From the Thicket – a sort of extended Editor’s note:
The big news in Boggy Thicket land this morning is
- The earthquake and tsunami in Japan ( actually moved Japan about eight feet and shifted the earth’s tilt on its axis by a couple inches!)
- The Grand Champion Steer was named at the Houston Livestock Show and Rodeo.
I didn’t want to write about either one. I may talk about the steer tomorrow after the auction, but I’m really more interested in the heifer show – my neighbor Wilson Graff will be moving Joleen to the show on Tuesday.
Sooo, I pulled an article that I had saved for a slow day.
Normally, I would just publish the article and attribute it to its author, but this one was so poorly written that I essentially rewrote it myself.
The author of the original piece was trying so hard to be clever that the article became more about her than the subject. In my opinion, which is really the only one that counts since it is My Blog, her effort wouldn’t have earned more than a D+ in a high school journalism class.
If you really want to read the original, you can find it here.
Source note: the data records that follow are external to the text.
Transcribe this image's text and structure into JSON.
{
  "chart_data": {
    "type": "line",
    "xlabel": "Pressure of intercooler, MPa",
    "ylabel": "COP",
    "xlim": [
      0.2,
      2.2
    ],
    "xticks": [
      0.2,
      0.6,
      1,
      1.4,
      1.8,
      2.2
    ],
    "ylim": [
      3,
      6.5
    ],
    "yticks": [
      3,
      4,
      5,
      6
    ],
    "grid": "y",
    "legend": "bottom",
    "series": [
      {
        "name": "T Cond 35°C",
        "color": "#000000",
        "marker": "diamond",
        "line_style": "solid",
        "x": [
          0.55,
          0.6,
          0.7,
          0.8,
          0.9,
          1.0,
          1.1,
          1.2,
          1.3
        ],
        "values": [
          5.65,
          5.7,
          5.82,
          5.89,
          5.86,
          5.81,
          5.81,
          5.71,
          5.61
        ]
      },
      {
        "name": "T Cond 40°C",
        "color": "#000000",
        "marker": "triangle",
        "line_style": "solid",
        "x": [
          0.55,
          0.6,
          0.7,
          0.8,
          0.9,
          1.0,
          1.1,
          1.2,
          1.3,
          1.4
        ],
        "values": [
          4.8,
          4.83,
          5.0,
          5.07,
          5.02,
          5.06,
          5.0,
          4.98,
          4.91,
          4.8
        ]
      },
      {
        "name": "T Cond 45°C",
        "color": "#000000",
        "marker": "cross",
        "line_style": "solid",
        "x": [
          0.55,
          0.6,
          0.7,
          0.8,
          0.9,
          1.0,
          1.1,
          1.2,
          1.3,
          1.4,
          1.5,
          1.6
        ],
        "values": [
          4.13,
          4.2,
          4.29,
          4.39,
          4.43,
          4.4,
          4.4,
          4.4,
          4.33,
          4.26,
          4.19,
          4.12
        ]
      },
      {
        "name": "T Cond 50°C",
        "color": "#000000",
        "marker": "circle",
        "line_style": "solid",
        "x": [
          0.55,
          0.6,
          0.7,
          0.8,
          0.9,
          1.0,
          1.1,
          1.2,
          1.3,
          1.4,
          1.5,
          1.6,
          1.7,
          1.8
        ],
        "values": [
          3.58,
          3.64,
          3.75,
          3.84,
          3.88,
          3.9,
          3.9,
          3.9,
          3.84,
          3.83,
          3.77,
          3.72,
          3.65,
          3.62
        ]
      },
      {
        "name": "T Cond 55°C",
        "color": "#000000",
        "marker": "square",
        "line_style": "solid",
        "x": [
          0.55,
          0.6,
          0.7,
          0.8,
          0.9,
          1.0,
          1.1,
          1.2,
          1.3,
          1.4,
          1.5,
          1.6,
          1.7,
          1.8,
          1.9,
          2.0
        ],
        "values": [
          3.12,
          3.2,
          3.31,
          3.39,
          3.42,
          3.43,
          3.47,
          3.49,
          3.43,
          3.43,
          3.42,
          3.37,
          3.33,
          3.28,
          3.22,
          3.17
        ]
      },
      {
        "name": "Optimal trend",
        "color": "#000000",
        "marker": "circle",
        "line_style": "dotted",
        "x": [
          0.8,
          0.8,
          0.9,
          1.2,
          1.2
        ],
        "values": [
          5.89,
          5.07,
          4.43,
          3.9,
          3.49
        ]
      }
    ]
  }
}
The Intel Science Talent Search is considered the nation’s most elite and demanding high school research competition, attracting the very best aspiring young scientists. Victors and near-victors in the 69-year-old
contest have gone on to win seven Nobel Prizes in physics or chemistry, two Fields Medals in mathematics, a half-dozen National Medals in science and technology, a long string of MacArthur Foundation “genius” grants — and now, an Academy Award for best actress in a
leading role.
This year, Natalie Portman, 29, won an Oscar for her
performance as Nina, a mentally precarious ballerina in the shock fantasy “Black Swan.” Among
the lesser-known but nonetheless impressive details in Ms. Portman’s career is that as a student at Syosset High School on Long Island back in the late 1990s, Ms. Portman made it all the way to the semifinal rounds of the Intel competition.
For those who know how grueling it can be to put together a prize-worthy project and devote hundreds of hours of “free” time at night, on weekends, during spring break and summer vacation, doing real, original scientific research while one’s friends are busy adolescing, the
achievement is testimony enough to Ms. Portman’s self-discipline and drive.
Yet there’s more. While carrying out her investigation into a new, “environmentally friendly” method of converting waste into useful forms of energy, and maintaining the straight-A average she’d managed since grade school, Ms. Portman already was a rising movie star. She’d been in films directed by Woody Allen, Tim Burton and Luc Besson, appeared opposite Julia Roberts,
Jack Nicholson, Matt Dillon, Uma Thurman, Drew Barrymore. She took on the major role of Queen Amidala in the Star Wars prequel trilogy that rocketed her to international fame. And then she went on to Harvard University to study neuroscience and the evolution of the mind.